La Sainte Maison dans la Basilique.

La Sainte Maison de Lorette (en italien : Basilica della Santa Casa ou Pontificia basilica santuario maggiore della Santa Casa e della Madonna di Loreto) est la maison où, selon la tradition chrétienne, Jésus-Christ fut conçu du Saint-Esprit au sein de la Vierge Marie. Elle est parfois appelée la maison de Nazareth (en italien : Santa Casa di Nazaret). Elle est vénérée dans la ville de Loreto, dans la province italienne d'Ancône.

La légende[modifier | modifier le code]

Au IIIe siècle, quand sainte Hélène se serait rendue à Nazareth, elle aurait élevé une église dans laquelle se trouvait la maison de Nazareth. En plus de découvrir la Vraie Croix, elle aurait aussi découvert le lieu supposé de l'incarnation. La tradition raconte aussi que ce fut dans cette maison que Marie reçut son éducation et grandit avec ses parents sainte Anne et saint Joachim.

Or, au XIIIe siècle, les lieux saints chrétiens sont menacés par les Sarrasins et l'église construite par Hélène est détruite. Un même sort aurait été réservé à la maison de Nazareth. Selon la légende, Dieu fit miraculeusement transporter la Sainte Maison en Croatie, dans les villes de Trsat (Tarsatica) et Rijeka (Fiume), sur le mont Rauniza, avec l'aide de ses anges.

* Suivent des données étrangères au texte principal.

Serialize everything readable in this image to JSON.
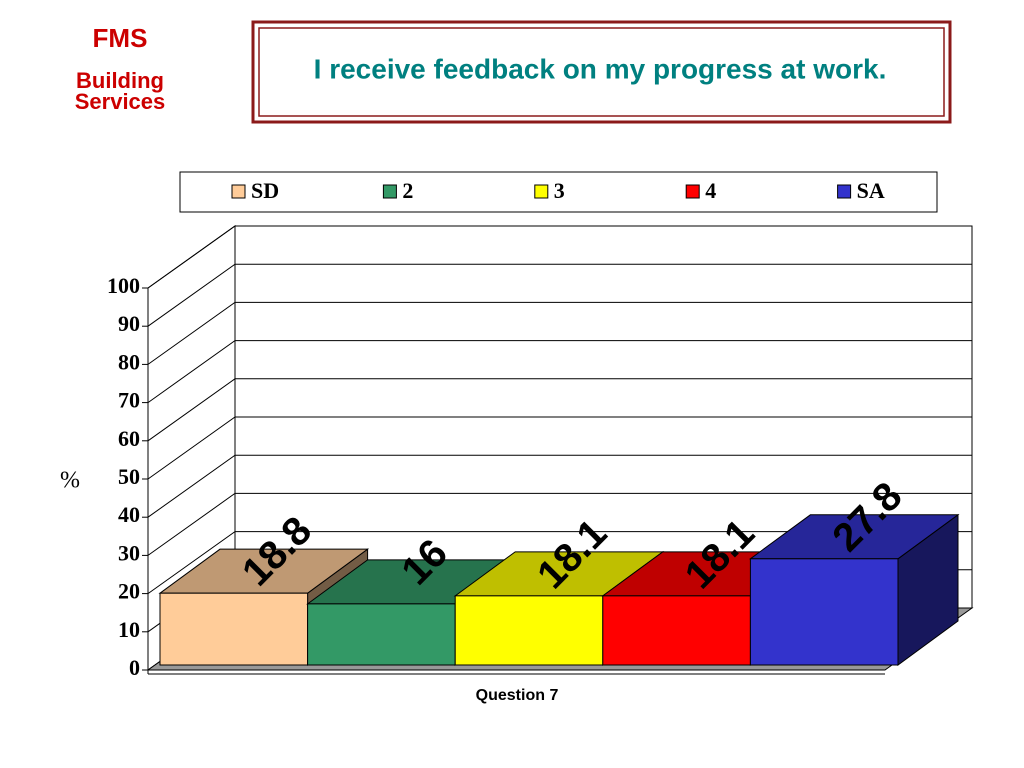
{
  "logo": {
    "line1": "FMS",
    "line2": "Building",
    "line3": "Services"
  },
  "chart_data": {
    "type": "bar",
    "title": "I receive feedback on my progress at work.",
    "categories": [
      "Question 7"
    ],
    "y_label": "%",
    "series": [
      {
        "name": "SD",
        "color": "#ffcc99",
        "values": [
          18.8
        ]
      },
      {
        "name": "2",
        "color": "#339966",
        "values": [
          16
        ]
      },
      {
        "name": "3",
        "color": "#ffff00",
        "values": [
          18.1
        ]
      },
      {
        "name": "4",
        "color": "#ff0000",
        "values": [
          18.1
        ]
      },
      {
        "name": "SA",
        "color": "#3333cc",
        "values": [
          27.8
        ]
      }
    ],
    "ylim": [
      0,
      100
    ],
    "yticks": [
      0,
      10,
      20,
      30,
      40,
      50,
      60,
      70,
      80,
      90,
      100
    ],
    "grid": true,
    "legend": "top"
  }
}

Ce récit fut rapporté sous le pontificat de Nicolas IV. Dans la maison, les villageois trouvèrent une statue représentant Notre-Dame couronnée et tenant l'Enfant-Jésus. L'évêque Alexandre Georgevich en fut immédiatement averti et vécut bientôt une apparition mariale en réponse à ses prières, lui expliquant les origines de la maison.

Toujours selon la tradition, la Sainte Maison aurait été de nouveau transportée par deux anges dans la marche d'Ancône, où elle aurait été recueillie par une dame nommée Lorette le 10 décembre 1294. C'est de là que provient l'histoire de Notre-Dame de Lorette. Les litanies de Lorette furent composées par le cardinal Savelli en rapport avec l'événement.

L'héritage[modifier | modifier le code]

Les habitants de la Croatie honoraient depuis longtemps cette tradition mariale en organisant des pèlerinages au sanctuaire de Lorette et en consacrant des églises à Marie, Mère de Dieu dans leur propre pays.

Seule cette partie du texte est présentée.